Once upon a time, most of us just used one computer. For most of us, that computer had just one operating system, and that machine held all our digital data. But those days are quickly disappearing. Fewer and fewer of us now have just one computer. Most of us have (at least) one computer that we use at home, plus one that we use at work, which might not use the same operating system as our home machine. Many of us have a computing device in our phone, which definitely has a different operating system from our desktop or laptop machines. And then there's tablets, media centers, and so on. Many of us interact with (and have our data on) 3 or 4 different machines, with several different operating systems, throughout our day. And our data may even be accessible between those devices with the help of cloud services.
There are millions of new malware discovered every year for Windows, so people clearly understand the need for security on that operating system. But it's not just malware that's a problem. The Internet is a dangerous place, not just because of malware. Criminals understand that valuable data does not just exist on Windows machines. And consequently, security is focused less and less on "computer security" and more on "information security." That means security products are not simply focused on finding and removing bad items, but on helping you protect your data, wherever it resides.

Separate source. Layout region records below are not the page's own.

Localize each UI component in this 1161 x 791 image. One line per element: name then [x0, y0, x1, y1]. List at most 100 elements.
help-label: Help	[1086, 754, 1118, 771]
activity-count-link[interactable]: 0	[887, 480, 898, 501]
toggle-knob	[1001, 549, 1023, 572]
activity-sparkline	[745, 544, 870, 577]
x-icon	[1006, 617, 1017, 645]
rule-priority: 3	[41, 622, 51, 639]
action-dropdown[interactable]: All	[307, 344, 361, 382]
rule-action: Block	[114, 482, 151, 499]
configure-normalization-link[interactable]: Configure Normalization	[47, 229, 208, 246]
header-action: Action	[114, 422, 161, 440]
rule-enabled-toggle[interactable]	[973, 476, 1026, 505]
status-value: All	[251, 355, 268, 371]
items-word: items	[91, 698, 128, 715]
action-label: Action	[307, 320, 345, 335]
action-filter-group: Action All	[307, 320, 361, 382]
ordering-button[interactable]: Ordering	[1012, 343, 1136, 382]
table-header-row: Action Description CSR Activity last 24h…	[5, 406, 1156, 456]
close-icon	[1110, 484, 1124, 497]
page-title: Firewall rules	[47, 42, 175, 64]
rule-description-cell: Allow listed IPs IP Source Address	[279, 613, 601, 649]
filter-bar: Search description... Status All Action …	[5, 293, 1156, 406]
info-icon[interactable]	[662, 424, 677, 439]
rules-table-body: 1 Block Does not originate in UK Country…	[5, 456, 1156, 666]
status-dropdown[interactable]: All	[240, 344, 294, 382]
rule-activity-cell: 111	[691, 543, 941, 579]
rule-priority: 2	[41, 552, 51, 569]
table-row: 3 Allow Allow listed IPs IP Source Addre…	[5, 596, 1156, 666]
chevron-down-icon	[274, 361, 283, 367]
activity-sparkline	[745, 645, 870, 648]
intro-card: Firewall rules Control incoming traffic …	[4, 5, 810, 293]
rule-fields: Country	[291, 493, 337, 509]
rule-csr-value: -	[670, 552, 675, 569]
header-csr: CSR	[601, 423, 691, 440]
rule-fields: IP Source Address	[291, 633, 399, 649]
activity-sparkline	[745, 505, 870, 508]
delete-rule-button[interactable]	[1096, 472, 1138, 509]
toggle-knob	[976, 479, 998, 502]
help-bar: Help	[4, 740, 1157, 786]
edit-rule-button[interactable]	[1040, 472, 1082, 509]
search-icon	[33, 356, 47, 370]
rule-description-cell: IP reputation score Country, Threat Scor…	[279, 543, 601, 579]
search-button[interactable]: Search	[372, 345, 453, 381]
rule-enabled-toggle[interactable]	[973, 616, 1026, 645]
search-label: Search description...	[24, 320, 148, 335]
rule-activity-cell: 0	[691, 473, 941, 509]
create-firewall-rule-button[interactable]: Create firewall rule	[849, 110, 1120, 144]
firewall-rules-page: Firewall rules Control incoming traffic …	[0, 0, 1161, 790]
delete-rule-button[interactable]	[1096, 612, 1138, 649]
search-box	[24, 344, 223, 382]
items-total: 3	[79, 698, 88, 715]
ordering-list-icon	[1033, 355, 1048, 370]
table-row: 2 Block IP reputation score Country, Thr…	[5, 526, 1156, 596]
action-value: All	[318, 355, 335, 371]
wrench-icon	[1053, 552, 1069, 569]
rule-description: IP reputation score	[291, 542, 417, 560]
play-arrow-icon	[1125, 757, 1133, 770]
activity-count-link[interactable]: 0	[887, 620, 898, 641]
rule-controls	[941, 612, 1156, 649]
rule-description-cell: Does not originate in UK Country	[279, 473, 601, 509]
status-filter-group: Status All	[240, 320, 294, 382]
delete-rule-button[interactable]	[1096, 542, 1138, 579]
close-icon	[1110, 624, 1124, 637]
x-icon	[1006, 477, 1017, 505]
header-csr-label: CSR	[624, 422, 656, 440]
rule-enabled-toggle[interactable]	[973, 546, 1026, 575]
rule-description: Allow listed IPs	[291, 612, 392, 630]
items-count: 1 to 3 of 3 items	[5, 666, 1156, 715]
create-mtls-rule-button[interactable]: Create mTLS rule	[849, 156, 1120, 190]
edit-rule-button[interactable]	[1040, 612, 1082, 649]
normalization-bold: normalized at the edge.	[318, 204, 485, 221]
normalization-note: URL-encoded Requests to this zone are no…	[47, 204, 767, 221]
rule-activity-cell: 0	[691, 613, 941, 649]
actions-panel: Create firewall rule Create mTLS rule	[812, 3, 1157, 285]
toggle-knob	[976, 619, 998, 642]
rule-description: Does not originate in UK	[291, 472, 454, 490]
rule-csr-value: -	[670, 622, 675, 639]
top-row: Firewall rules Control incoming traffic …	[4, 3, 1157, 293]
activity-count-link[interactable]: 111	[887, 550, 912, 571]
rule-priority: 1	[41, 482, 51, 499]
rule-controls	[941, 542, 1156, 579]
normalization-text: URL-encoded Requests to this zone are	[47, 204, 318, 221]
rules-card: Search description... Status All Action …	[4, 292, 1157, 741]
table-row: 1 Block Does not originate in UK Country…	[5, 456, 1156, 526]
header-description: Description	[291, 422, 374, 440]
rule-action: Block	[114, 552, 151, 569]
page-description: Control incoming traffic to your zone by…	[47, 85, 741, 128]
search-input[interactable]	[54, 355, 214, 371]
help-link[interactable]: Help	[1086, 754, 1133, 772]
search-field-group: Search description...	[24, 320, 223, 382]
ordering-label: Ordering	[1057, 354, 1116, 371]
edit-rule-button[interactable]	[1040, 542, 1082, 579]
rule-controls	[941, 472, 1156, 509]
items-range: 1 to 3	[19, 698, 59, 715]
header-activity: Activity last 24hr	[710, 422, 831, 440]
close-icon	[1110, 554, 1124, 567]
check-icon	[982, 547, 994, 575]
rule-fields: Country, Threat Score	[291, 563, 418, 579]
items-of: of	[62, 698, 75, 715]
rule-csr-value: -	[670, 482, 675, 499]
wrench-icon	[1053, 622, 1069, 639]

The other day we discussed the problems with people declaring that because security measures aren't 100% effective, you shouldn't bother with them. This week brings another example, with a report suggesting anti-virus software is "a waste of money." There are numerous problems with the test, and rather than debating this in great detail, let me sum it up in two points:
- 82 samples in a Windows environment is not statistically significant.
- VirusTotal states no less than 3 times on their About page that it is a bad idea to use VirusTotal for AV testing.
This post by Bill Brenner rebuts that test and its conclusions. It makes the point that most people have neither the expertise nor the inclination to set up security systems on their machines cobbled together from various tools and configuration changes, rather than simply using pre-packaged software. All of us, from home users to the biggest corporations, are weighing cost versus benefit versus time and expertise. We are coming out on the right side of the equation if we've protected our system just well enough not to be worth the effort for cyber-criminals, whether we do it all manually or purchase products to help us.
The way we achieve that balance is to focus on protecting our data, wherever it resides. Using anti-virus software can help, especially since modern AV software does not simply scan with signatures for known malware, it scans with more advanced techniques to detect malicious behavior. And AV is a type of security technology that is available for every operating system.
But it's important to also use other security techniques as well: using strong and unique passwords, having a hardware or software firewall, plus backing up and encrypting your data, for instance. This layering of protection helps close the gaps left by any one technique. Having AV software on just one machine misses the point of cybercrime. Your data has value, to you as well as to cyber-criminals, and it needs to be protected wherever it resides.